▴banner▴ Ujian Kelulusan : Praktik Haji & Umroh Bimbingan Guru Profesional & Berpengalaman
MA Nurul Hikmah Haurgeulis

Gambar : Siswa-Siswi MA Nurul Hikmah Haurgeulis
Dalam rangka memenuhi salah satu syarat kelulusan, siswa-siswi kelas XII Madrasah Aliyah (MA) Nurul Hikmah Haurgeulis melaksanakan Ujian Praktik Fikih dengan penuh kesungguhan dan antusiasme. Kegiatan ini menjadi bagian penting dalam proses evaluasi pembelajaran, khususnya dalam mengukur kemampuan siswa dalam memahami sekaligus mengamalkan ajaran Islam secara aplikatif.
Pada ujian praktik kali ini, materi yang diujikan adalah pelaksanaan ibadah haji dan umroh. Para siswa dituntut tidak hanya menguasai teori, tetapi juga mampu mempraktikkan secara langsung setiap rangkaian ibadah, mulai dari niat ihram, tawaf, sa’i, hingga tahallul. Simulasi praktik disusun sedemikian rupa agar mendekati kondisi nyata, sehingga siswa memperoleh gambaran yang lebih konkret tentang pelaksanaan ibadah di Tanah Suci.
Ujian praktik ini diampu oleh Bapak Ustadz Muttabi’in Muhammad, S.Pd., yang membimbing siswa dengan penuh dedikasi. Pengalaman beliau yang pernah menunaikan ibadah umroh di Tanah Suci memberikan nilai tambah tersendiri dalam proses pembelajaran. Dengan pengalaman tersebut, beliau mampu menjelaskan secara lebih rinci kondisi nyata di lapangan, mulai dari situasi di Masjidil Haram, tata cara pelaksanaan ibadah, hingga hal-hal teknis yang sering dihadapi jamaah.
Dalam arahannya, beliau juga menekankan pentingnya tidak hanya memahami rukun dan wajib haji serta umroh, tetapi juga menghayati makna spiritual yang terkandung di dalamnya.
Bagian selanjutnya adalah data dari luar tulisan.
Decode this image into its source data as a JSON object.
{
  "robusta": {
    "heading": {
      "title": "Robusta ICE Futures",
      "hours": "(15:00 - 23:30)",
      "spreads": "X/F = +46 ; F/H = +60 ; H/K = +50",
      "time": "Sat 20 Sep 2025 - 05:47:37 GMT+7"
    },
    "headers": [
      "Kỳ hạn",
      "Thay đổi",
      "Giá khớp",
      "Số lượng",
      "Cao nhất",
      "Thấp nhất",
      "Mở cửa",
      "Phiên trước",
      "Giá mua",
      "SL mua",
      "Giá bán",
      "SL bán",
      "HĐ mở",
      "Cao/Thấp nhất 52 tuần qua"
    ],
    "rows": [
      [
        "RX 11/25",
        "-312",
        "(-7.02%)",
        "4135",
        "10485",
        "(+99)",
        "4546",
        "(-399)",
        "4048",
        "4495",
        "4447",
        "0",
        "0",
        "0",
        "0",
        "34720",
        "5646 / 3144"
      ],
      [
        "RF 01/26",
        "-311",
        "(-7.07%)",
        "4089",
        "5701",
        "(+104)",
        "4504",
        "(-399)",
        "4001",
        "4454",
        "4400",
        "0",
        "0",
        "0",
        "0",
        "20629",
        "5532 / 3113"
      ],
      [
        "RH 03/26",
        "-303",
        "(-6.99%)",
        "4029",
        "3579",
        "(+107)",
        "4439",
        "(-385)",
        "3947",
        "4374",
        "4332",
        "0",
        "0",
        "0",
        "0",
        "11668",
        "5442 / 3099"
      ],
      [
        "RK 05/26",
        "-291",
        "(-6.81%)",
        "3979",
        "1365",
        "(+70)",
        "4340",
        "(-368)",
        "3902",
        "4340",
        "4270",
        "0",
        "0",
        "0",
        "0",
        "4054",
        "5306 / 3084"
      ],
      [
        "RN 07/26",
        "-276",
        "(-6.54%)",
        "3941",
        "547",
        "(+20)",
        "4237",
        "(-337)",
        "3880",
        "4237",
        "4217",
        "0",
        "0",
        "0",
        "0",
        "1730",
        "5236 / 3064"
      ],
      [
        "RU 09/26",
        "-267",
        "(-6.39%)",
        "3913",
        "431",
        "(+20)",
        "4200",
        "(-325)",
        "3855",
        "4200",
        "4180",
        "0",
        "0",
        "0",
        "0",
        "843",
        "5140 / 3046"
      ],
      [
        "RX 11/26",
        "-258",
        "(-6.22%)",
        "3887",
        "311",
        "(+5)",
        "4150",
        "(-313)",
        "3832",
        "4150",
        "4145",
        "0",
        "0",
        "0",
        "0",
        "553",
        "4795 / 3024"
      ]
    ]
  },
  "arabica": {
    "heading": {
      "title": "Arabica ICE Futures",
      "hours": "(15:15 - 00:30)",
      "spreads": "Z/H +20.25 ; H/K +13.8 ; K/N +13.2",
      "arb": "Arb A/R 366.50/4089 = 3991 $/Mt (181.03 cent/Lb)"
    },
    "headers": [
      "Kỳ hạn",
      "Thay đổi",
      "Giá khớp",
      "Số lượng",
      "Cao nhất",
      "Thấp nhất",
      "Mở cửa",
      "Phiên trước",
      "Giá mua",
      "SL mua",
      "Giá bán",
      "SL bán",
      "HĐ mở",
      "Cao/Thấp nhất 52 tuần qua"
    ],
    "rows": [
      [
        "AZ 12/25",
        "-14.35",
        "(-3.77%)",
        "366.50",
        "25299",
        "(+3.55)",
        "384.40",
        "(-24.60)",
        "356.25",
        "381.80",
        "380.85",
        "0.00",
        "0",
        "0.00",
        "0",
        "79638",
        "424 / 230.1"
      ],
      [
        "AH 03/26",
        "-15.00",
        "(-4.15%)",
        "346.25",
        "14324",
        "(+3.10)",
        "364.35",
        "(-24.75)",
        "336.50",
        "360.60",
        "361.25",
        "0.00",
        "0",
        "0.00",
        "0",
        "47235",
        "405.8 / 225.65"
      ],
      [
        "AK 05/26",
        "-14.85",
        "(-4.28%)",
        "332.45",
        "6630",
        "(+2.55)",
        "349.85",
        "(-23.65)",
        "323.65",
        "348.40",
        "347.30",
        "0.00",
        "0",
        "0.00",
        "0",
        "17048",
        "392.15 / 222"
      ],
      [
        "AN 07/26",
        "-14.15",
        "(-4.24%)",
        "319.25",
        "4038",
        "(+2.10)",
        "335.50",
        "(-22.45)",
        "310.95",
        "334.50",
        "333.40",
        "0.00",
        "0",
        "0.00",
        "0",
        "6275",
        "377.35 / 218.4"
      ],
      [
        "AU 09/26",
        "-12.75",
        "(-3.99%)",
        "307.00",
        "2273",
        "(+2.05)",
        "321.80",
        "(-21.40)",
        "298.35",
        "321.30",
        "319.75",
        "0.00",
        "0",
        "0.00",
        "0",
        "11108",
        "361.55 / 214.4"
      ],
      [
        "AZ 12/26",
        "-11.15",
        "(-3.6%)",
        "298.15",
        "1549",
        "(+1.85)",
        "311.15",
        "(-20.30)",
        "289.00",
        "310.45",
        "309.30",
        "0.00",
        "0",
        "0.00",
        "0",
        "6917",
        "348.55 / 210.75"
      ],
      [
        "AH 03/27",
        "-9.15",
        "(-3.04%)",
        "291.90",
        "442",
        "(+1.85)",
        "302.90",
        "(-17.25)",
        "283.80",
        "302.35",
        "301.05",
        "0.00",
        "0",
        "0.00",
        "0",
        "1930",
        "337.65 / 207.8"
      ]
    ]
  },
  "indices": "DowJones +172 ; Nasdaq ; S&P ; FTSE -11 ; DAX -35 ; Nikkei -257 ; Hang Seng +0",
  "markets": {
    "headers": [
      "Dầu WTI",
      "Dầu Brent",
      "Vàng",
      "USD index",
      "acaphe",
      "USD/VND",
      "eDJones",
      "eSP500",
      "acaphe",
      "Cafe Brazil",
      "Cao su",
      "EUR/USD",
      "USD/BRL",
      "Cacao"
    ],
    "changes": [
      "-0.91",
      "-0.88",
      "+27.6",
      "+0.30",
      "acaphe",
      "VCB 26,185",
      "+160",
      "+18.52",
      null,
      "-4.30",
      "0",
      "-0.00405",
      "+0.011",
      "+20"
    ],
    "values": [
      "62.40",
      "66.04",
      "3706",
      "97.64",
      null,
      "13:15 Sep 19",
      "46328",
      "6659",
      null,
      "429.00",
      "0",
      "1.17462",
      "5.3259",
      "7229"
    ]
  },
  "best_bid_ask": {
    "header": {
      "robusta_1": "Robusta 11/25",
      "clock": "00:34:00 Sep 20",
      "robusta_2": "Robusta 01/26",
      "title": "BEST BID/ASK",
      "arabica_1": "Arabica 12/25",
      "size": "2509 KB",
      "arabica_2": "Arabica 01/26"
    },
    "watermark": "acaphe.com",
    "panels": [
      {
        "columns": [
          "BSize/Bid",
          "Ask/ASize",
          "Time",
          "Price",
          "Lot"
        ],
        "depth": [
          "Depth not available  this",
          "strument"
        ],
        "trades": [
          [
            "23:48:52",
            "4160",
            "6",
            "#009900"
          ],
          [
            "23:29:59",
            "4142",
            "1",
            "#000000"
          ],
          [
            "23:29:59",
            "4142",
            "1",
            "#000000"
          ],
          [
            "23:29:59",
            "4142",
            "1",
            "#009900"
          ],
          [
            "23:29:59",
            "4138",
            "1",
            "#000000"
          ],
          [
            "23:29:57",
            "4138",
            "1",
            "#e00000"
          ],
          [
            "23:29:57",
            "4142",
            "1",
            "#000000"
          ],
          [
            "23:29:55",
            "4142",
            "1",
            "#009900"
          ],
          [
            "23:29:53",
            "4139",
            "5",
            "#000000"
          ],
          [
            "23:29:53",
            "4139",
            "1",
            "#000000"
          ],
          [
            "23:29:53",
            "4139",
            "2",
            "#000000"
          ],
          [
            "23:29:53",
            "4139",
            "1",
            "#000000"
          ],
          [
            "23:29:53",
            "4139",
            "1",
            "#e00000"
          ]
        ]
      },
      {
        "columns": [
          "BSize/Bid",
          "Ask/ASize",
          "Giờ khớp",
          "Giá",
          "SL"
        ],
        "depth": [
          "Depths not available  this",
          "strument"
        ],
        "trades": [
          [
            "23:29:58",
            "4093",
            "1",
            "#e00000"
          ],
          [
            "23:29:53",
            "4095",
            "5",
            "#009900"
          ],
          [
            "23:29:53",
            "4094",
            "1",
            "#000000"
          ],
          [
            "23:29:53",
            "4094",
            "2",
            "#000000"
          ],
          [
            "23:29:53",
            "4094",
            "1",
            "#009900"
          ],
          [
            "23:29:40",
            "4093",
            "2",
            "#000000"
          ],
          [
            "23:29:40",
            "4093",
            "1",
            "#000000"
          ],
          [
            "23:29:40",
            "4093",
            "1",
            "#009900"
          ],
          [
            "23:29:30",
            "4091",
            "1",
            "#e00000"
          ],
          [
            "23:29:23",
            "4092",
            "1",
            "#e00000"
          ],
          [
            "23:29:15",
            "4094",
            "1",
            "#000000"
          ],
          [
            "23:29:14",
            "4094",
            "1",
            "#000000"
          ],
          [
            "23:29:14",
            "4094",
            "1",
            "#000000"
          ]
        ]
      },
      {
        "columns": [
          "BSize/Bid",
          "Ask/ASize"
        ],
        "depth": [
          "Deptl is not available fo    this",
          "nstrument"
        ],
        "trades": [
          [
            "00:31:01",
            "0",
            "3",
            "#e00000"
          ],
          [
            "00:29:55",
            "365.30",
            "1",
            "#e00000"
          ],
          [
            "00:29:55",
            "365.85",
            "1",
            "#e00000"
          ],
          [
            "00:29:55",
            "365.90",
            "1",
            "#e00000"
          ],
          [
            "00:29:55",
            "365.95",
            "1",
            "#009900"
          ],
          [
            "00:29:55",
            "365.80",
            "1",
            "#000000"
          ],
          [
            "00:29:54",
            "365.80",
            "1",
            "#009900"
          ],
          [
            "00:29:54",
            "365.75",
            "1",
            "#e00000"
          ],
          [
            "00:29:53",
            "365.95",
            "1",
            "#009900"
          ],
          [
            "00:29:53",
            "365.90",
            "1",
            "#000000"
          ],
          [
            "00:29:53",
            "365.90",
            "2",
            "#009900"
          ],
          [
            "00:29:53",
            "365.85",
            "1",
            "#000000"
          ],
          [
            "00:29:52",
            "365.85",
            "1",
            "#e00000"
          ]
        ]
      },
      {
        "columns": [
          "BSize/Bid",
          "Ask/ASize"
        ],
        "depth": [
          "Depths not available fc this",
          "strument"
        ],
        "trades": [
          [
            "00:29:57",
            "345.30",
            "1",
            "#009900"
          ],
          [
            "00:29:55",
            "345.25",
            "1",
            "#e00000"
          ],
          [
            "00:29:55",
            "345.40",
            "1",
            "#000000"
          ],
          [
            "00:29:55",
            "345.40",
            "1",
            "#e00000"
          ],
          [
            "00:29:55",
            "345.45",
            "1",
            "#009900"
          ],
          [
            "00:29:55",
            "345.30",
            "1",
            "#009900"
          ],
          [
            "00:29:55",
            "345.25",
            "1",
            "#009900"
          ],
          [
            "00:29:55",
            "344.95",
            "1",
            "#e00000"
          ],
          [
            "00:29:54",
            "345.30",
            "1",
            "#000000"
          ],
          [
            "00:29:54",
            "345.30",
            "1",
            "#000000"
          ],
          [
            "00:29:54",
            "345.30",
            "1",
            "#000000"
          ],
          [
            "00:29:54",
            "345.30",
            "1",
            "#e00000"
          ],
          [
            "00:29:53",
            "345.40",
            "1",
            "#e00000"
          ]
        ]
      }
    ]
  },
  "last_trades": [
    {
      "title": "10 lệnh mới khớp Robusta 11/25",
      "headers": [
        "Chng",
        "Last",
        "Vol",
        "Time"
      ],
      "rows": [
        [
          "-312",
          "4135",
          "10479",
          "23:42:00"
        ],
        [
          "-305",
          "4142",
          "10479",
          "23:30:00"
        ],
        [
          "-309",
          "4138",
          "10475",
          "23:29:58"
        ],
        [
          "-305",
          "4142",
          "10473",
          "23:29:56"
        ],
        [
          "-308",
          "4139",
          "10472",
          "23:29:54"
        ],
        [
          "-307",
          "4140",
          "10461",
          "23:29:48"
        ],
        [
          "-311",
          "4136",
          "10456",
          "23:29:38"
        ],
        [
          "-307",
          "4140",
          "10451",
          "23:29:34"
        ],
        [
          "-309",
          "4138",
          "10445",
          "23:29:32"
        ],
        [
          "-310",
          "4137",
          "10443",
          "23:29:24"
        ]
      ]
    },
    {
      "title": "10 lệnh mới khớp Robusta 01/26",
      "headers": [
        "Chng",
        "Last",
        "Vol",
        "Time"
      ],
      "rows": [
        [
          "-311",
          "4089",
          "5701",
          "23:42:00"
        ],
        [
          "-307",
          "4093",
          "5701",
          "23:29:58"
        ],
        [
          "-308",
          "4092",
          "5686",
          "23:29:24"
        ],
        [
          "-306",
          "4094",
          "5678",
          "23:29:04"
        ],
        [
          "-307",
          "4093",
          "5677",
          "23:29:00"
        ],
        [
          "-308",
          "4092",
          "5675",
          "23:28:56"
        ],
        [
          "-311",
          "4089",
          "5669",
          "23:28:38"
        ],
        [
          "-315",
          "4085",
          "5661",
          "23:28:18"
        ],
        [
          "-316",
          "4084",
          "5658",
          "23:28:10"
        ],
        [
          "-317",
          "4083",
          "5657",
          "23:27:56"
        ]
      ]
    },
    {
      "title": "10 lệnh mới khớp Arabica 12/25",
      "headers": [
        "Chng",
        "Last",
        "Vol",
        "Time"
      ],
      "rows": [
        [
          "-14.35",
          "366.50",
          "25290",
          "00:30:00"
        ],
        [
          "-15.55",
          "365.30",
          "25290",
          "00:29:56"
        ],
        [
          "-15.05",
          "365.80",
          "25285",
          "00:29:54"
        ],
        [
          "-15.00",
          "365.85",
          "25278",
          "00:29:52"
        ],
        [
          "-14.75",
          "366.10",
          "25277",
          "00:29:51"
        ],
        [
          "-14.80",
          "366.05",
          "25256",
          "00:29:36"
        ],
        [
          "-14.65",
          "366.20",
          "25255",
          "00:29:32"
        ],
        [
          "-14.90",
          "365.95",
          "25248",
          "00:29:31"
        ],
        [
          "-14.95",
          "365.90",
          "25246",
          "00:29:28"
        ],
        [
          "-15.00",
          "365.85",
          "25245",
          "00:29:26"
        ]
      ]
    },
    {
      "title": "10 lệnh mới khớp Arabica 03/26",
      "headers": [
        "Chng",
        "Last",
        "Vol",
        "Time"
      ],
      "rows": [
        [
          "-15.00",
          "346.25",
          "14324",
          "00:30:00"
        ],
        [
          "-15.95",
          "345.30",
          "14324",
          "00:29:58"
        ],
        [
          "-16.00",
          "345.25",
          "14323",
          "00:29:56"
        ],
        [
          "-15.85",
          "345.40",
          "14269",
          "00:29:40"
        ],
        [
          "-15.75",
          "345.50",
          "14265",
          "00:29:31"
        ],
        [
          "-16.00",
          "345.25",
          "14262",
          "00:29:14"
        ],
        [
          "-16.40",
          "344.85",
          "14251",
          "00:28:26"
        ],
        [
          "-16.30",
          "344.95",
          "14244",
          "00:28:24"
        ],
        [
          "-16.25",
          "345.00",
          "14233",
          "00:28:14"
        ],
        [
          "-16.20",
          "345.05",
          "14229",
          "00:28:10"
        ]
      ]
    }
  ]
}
Hal ini diharapkan dapat membentuk sikap religius dan kesadaran ibadah yang lebih mendalam bagi para siswa.
Pihak madrasah menyampaikan bahwa kegiatan ini tidak hanya menjadi syarat administratif kelulusan, tetapi juga sebagai bekal berharga bagi siswa dalam kehidupan mendatang. Diharapkan, melalui ujian praktik ini, siswa kelas XII MA Nurul Hikmah Haurgeulis mampu menjadi generasi yang tidak hanya cerdas secara akademik, tetapi juga matang dalam pemahaman dan praktik keagamaan.